Hi, is it possible to optimise (speed up) dispersion estimation step in DEXSeq (1.34.0) analysis when working with large number of samples? I noticed that almost 80-90% of the analysis time is actually dispersion estimation, which in my last run with 64 samples (32 per group) took ~8h even though I parallelised analysis on 18 workers/CPU. Can I do something about that by changing some of the available estimateDispersions() parameters (fitType, maxit, niter), or on some other way? Of course, without large affection on quality of the results?
I tried to install DEXSeqAlt but got the message: package ‘DEXSeqAlt’ is not available (for R version 4.0.0)
Thanks, Aleksandar
Constantin Ahlmann-Eltze has greatly sped up dispersion estimation (again) this time in a separate package, and we are working this into DESeq2 as a switch.
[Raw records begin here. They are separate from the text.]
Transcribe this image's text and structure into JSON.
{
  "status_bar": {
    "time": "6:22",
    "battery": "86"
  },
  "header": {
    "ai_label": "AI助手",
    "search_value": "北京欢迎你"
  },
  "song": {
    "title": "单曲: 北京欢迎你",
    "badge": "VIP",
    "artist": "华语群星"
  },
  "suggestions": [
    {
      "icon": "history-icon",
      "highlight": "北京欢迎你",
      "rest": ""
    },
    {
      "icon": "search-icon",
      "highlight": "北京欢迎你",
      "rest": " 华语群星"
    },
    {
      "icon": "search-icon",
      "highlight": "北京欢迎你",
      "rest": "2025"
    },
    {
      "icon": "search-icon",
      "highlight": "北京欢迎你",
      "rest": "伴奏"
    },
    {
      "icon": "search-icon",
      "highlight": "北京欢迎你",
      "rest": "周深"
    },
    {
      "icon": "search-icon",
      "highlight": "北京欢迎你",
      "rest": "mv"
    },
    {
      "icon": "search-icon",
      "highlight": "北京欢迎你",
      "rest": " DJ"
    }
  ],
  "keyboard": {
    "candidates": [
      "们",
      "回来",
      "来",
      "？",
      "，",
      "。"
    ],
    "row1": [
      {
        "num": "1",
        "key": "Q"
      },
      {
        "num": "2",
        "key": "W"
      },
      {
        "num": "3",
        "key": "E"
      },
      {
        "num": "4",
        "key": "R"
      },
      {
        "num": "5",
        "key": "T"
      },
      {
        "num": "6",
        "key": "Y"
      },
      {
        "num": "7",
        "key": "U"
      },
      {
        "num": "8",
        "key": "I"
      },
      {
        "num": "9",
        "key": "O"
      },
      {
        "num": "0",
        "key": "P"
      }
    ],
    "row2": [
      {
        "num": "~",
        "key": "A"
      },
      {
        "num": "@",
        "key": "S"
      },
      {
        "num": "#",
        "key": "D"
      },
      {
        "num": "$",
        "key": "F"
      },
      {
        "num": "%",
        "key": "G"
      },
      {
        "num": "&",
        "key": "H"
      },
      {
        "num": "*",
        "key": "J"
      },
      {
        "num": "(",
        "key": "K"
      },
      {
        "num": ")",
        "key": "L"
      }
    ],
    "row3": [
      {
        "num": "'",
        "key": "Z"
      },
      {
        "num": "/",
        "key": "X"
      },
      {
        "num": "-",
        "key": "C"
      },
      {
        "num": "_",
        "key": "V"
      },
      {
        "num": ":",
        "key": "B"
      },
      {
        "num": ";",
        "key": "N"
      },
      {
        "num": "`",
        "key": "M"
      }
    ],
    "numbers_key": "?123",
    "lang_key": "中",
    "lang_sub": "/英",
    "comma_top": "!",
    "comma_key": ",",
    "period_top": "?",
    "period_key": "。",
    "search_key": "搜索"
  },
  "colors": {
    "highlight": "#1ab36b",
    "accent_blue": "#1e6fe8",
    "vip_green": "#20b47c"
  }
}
DEXSeq uses DESeq2 for dispersion estimation, so this will be available within this devel cycle.
However, one way to speed up analysis is to filter out unexpressed genes. Can you post your code so the DEXSeq developers can review?
Thanks Michael, then the problem will be solved (at least partly) with the new release(s), that's great news. I will post my code and ask for some starting directions for DEXSeq filtering in separate question with dexseq tag.